Scaffolds/chromosomes are ordered along their respective axes according to both decreasing length and increasing number. The 6-frame translations of both genomes were compared via MUMMER 3.0 [53]. Homologous regions are plotted as dots, which are color coded for percent similarity as per the bar on the right. Amendments made in the version 2 assembly and their corresponding regions in assembly version 1 are circled in red. Version 2 chromosomes 5 (B, circle II), 7 (B, circle I) and 10 (B, circle III) were derived from joined version 1 scaffolds 7 and 17 (A, circle II), 10 and 14 (A, circle I) and 12 and 22 (A, circle III), respectively, validating the method. Observation of the mesosyntenic pattern also could be used to identify inappropriately joined scaffolds. For example, M. graminicola v2 chromosomes 6 and 16 (B, circle IV) and 12 and 21 (B, circle V) were derived from split version 1 scaffolds 4 (A, circle IV) and 9 (A, circle V), respectively. These scaffolds are characterized by an abrupt termination of the mesosyntenic block at the split point as indicated by red lines (A, circles IV and V).
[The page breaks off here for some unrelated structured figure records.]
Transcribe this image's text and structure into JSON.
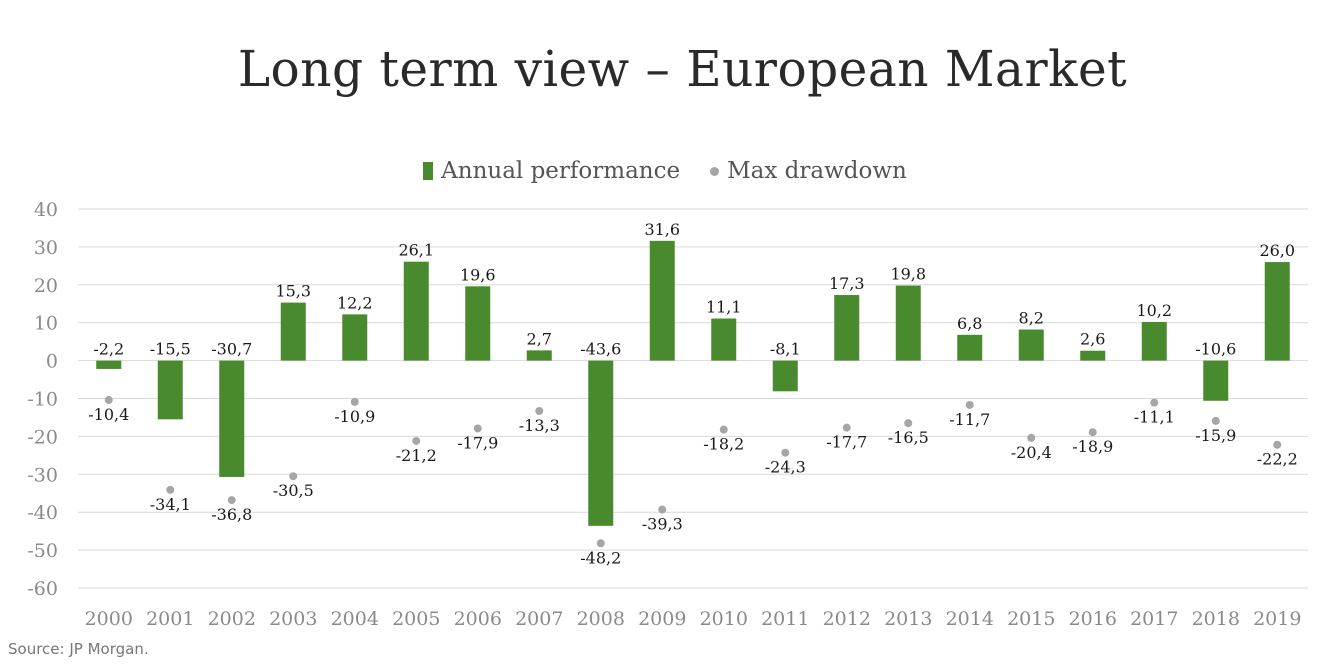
{
  "chart_data": {
    "type": "bar",
    "title": "Long term view – European Market",
    "categories": [
      "2000",
      "2001",
      "2002",
      "2003",
      "2004",
      "2005",
      "2006",
      "2007",
      "2008",
      "2009",
      "2010",
      "2011",
      "2012",
      "2013",
      "2014",
      "2015",
      "2016",
      "2017",
      "2018",
      "2019"
    ],
    "series": [
      {
        "name": "Annual performance",
        "style": "bar",
        "color": "#4a8a2e",
        "values": [
          -2.2,
          -15.5,
          -30.7,
          15.3,
          12.2,
          26.1,
          19.6,
          2.7,
          -43.6,
          31.6,
          11.1,
          -8.1,
          17.3,
          19.8,
          6.8,
          8.2,
          2.6,
          10.2,
          -10.6,
          26.0
        ],
        "labels": [
          "-2,2",
          "-15,5",
          "-30,7",
          "15,3",
          "12,2",
          "26,1",
          "19,6",
          "2,7",
          "-43,6",
          "31,6",
          "11,1",
          "-8,1",
          "17,3",
          "19,8",
          "6,8",
          "8,2",
          "2,6",
          "10,2",
          "-10,6",
          "26,0"
        ]
      },
      {
        "name": "Max drawdown",
        "style": "dot",
        "color": "#a6a6a6",
        "values": [
          -10.4,
          -34.1,
          -36.8,
          -30.5,
          -10.9,
          -21.2,
          -17.9,
          -13.3,
          -48.2,
          -39.3,
          -18.2,
          -24.3,
          -17.7,
          -16.5,
          -11.7,
          -20.4,
          -18.9,
          -11.1,
          -15.9,
          -22.2
        ],
        "labels": [
          "-10,4",
          "-34,1",
          "-36,8",
          "-30,5",
          "-10,9",
          "-21,2",
          "-17,9",
          "-13,3",
          "-48,2",
          "-39,3",
          "-18,2",
          "-24,3",
          "-17,7",
          "-16,5",
          "-11,7",
          "-20,4",
          "-18,9",
          "-11,1",
          "-15,9",
          "-22,2"
        ]
      }
    ],
    "ylim": [
      -60,
      40
    ],
    "yticks": [
      40,
      30,
      20,
      10,
      0,
      -10,
      -20,
      -30,
      -40,
      -50,
      -60
    ],
    "grid": true,
    "legend": "top-center"
  },
  "legend": {
    "bar_label": "Annual performance",
    "dot_label": "Max drawdown"
  },
  "source": "Source: JP Morgan."
}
A total of 21 predictions was made and 14 were validated.
Figure 6Numbers of genes for proteases and plant cell wall (PCW) degrading polysaccharidases in the genomes of seven fungi with sequenced genomes.
Genes for PCW-polysaccharidases were severely reduced in the genome of Mycosphaerella graminicola but proteases were about the same. The overall profile of the enzymes in M. graminicola was most similar to that of T. reesei than to any of the other plant pathogens. Species analyzed included the saprophytes Aspergillus nidulans (Anid), Neurospora crassa (Ncra), and Trichoderma reesei (Trees), and the plant pathogens Fusarium graminearum (Fgram), Mycosphaerella graminicola (Mgram), Magnaporthe oryzae (Moryz), and Stagonospora nodorum (Snod).
Numbers of predicted enzymes degrading cellulose across seven ascomycete species with sequenced genomes.
| Saprophytes | Pathogens | ||||||
| CAZy family | Anid | Ncra | Trees | Fgram | Mgram | Moryz | Snod |
| GH5 cellulases | 3 | 1 | 2 | 2 | 0 | 2 | 3 |
| GH6 | 2 | 3 | 1 | 1 | 0 | 3 | 4 |
| GH7 | 3 | 5 | 2 | 2 | 1 | 6 | 5 |
| GH12 | 1 | 1 | 2 | 4 | 1 | 3 | 4 |
| GH45 | 1 | 1 | 1 | 1 | 1 | 1 | 3 |
| GH61 | 9 | 14 | 3 | 15 | 2 | 17 | 30 |
| GH74 | 2 | 1 | 1 | 1 | 0 | 1 | 0 |
| CBM1 | 8 | 19 | 15 | 12 | 0 | 22 | 13 |
| Total cellulases | 29 | 45 | 27 | 38 | 5 | 55 | 62 |
Species analyzed included the saprophytes Aspergillus nidulans (Anid), Neurospora crassa (Ncra), and Trichoderma reesii (Trees), and the plant pathogens Fusarium graminearum (Fgram), Mycosphaerella graminicola (Mgram), Magnaporthe oryzae (Moryz), and Stagonospora nodorum (Snod).
Families defined in the Carbohydrate-active enzymes database (www.cazy.org).
GH5 is a family containing many different enzyme activities; only those targeting cellulose are included.